A sense of perspective; the Head in Hong Kong
I have always enjoyed the Channel 4 comedy series Father Ted! A favourite episode sees Father Ted using a toy cow to explain the difference between ‘small’ and ‘far away’ to the hapless Father Dougal.
A sense of perspective is something that we all need but can lack. One of the best pieces of advice to any new Head is to try and buy space and time and avoid making instant decisions. Most apparently pressing matters can be left overnight, and they often look very different the next morning when viewed from home. The adage “if in doubt do nowt” was often used by Sir Bernard Ingham, Mrs Thatcher’s former press secretary, and the gruff Yorkshire man had a point. Many bad decisions are made quickly, whilst good calls are often the product of careful consideration, appropriate advice and a sense of perspective.
Last week I was in Hong Kong meeting alumni and visiting one of our international exchange partner schools. Leading independent schools rely on the support of alumni and friends around the world to finance building projects and support bursary access programmes. Whilst state school Heads are well versed in filling in government grant application forms to secure funding, independent school Heads have to hone their fundraising pitches. New Heads quickly learn that running a school is about far more than education, and the pursuit of income from state or private sectors is a key challenge.
Six thousand miles in economy class and a seven hour time difference provides a sense of perspective. Hong Kong takes education seriously and sets high standards. A recent survey suggested a C grade in a Hong Kong ‘A’ level was equivalent to an A grade in the UK. Hong Kong children want to do well, and in an aspirational culture children attend evening classes and summer schools to supplement their schooling. PISA studies regularly highlight Hong Kong, along with other Far Eastern societies, as having highest standards of secondary education in the world.
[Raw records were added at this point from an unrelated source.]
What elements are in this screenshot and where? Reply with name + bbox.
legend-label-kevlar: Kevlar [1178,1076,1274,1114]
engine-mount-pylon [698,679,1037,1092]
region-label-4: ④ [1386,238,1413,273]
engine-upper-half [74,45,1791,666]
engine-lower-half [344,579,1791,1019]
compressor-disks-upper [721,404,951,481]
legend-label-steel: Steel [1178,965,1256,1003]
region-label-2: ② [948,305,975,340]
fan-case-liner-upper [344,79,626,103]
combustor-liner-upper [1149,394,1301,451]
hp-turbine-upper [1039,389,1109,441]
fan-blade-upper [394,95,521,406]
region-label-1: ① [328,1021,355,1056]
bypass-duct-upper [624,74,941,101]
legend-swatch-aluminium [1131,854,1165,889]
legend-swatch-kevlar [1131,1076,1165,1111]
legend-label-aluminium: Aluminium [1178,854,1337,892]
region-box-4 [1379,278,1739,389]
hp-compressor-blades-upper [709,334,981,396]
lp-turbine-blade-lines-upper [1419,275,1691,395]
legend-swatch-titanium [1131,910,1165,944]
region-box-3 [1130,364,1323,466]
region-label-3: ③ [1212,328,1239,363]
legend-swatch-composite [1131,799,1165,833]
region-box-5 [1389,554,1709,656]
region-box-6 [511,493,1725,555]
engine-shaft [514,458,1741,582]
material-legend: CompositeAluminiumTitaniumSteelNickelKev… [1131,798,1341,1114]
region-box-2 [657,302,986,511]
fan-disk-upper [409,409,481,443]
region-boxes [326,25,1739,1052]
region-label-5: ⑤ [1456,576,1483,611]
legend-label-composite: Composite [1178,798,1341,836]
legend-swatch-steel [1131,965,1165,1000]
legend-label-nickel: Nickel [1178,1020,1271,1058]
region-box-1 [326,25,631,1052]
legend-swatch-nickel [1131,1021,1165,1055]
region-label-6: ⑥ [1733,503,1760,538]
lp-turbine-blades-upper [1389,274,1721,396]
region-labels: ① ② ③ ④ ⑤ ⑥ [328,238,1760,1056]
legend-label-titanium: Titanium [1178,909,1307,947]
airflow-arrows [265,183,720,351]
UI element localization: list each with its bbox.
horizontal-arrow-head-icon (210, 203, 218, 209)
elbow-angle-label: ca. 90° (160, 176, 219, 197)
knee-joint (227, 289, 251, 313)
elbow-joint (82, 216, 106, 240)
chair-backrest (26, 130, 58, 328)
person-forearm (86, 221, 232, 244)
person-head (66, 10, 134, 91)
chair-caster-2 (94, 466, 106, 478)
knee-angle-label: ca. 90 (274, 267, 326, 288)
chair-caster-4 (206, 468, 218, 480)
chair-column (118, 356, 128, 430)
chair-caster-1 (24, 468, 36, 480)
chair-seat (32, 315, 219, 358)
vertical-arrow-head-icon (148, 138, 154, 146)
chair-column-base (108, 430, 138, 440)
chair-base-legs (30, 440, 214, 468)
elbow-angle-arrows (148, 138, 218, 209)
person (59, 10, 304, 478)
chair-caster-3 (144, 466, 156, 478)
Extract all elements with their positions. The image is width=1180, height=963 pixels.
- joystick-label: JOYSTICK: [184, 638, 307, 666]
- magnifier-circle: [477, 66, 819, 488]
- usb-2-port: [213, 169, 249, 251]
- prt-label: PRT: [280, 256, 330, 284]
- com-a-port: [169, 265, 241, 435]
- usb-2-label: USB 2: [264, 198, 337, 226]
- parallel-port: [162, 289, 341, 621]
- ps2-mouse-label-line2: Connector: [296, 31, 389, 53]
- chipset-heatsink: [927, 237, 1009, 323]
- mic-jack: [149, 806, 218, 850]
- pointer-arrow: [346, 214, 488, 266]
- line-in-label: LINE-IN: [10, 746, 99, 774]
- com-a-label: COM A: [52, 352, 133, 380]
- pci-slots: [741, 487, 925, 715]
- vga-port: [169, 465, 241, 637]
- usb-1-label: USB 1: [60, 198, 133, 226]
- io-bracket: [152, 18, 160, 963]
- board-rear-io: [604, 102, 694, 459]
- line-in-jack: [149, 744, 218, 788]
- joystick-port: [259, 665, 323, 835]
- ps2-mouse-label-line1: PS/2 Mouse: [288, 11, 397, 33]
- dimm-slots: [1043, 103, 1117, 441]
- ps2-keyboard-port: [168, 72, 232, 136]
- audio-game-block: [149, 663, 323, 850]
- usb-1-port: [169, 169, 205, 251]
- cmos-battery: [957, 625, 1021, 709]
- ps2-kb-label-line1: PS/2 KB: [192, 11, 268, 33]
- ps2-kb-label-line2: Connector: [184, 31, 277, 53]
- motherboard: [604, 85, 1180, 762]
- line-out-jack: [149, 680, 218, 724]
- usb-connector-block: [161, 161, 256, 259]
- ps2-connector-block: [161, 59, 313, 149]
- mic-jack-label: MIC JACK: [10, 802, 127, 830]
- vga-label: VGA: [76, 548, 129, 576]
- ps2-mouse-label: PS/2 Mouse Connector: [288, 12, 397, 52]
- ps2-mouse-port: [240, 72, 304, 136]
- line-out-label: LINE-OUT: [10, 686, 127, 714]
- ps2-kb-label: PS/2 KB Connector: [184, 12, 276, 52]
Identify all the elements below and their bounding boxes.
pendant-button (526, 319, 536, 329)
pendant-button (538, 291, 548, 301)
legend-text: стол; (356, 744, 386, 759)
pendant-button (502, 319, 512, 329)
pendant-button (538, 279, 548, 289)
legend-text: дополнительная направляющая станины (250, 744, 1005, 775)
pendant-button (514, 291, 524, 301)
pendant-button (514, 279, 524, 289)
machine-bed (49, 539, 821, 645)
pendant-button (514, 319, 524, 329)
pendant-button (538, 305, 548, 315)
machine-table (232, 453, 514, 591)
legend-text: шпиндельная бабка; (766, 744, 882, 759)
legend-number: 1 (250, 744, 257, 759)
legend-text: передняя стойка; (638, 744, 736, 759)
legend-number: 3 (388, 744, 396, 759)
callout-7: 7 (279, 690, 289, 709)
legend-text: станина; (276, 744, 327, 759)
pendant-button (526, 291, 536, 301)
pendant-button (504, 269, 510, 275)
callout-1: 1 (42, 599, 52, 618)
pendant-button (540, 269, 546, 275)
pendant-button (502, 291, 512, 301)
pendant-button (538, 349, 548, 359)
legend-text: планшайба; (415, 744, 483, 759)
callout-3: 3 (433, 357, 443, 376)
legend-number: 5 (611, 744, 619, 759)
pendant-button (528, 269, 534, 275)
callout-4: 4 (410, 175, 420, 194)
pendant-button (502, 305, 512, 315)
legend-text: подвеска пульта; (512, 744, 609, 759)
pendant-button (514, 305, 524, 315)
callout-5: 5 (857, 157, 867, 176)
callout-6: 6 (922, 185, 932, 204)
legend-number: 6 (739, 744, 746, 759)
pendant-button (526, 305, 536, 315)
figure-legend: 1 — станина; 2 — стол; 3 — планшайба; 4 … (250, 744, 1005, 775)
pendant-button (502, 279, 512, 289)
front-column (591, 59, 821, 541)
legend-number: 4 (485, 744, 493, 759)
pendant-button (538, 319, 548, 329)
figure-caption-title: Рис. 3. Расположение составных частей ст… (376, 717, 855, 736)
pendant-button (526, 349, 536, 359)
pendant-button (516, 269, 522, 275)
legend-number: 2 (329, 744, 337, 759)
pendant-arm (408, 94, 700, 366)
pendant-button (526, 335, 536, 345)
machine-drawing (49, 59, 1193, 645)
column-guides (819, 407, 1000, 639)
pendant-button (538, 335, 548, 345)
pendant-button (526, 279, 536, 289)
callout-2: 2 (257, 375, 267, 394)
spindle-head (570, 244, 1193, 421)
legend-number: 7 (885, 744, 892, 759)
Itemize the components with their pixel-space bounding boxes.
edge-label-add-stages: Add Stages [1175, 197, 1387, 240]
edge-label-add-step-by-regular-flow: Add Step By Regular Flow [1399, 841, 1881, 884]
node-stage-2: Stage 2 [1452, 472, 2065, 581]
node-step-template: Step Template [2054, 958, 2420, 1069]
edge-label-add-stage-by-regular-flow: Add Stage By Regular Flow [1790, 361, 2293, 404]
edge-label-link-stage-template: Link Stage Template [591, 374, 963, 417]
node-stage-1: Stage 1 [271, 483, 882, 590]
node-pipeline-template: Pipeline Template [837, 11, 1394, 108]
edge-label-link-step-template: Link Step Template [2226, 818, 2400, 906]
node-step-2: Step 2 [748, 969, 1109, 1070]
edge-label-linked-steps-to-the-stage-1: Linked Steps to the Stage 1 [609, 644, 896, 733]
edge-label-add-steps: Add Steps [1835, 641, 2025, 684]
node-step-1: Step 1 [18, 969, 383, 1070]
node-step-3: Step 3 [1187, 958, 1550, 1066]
So why are the Far Eastern educational systems so successful and what can we learn from them? Firstly they benefit from the go-getting success cultures of the region. Hong Kong children can see where a good education can take them; they are surrounded by opportunities and a sky-line lit up by economic success. Study hard in a growing economy and you will get a good job; this incentive for educational achievement is endemic in the booming Far East but patchy in recessionary Britain. Study hard in some parts of the UK and there is no guarantee of a job, and even with gainful employment high taxes and student loans can compromise the British effort incentive.
Hong Kong has a sense of order that can be lacking in British Society. In schools this order means that classes of 40+ children operate without disruption. The majority of children are obedient learners, and teacher energy can be focussed on imparting knowledge rather than class control. This brings advantages – large class sizes reduce educational staffing costs, and more money can be invested in buildings and learning resources. However, too much order and conformity can be a bad thing if it stifles the creativity of individual students. Excellent exam results can be achieved by rote learning, but true understanding can only come with independent thinking.
By most measures Hong Kong has one of the best educational systems in the world. Yet many Hong Kong students want to study in Britain. Every year hundreds of Hong Kong students join British independent schools, in part to perfect their English, but also because they realise that the UK private sector provides the key ingredients for educational success: high aspirations; a well ordered learning environment, and an encouragement of individual creativity and flexible thinking.
The British have a tendency to self depreciation and we are good at criticising ourselves. However, being 6000 miles away from home makes you appreciate the qualities of the British educational system. With such a sense of perspective, it is possible to see why so many overseas students vote with their feet and attend British independent schools. In doing so the independent sector is a significant source of income for the British economy, but more importantly exports British culture and values overseas. British educated foreign students returning to their home country are more likely to be receptive to business approaches from UK companies. The globalisation of British independent education will help secure our economic future, and British values still have a role to play in making the world a fairer, safer and more just place.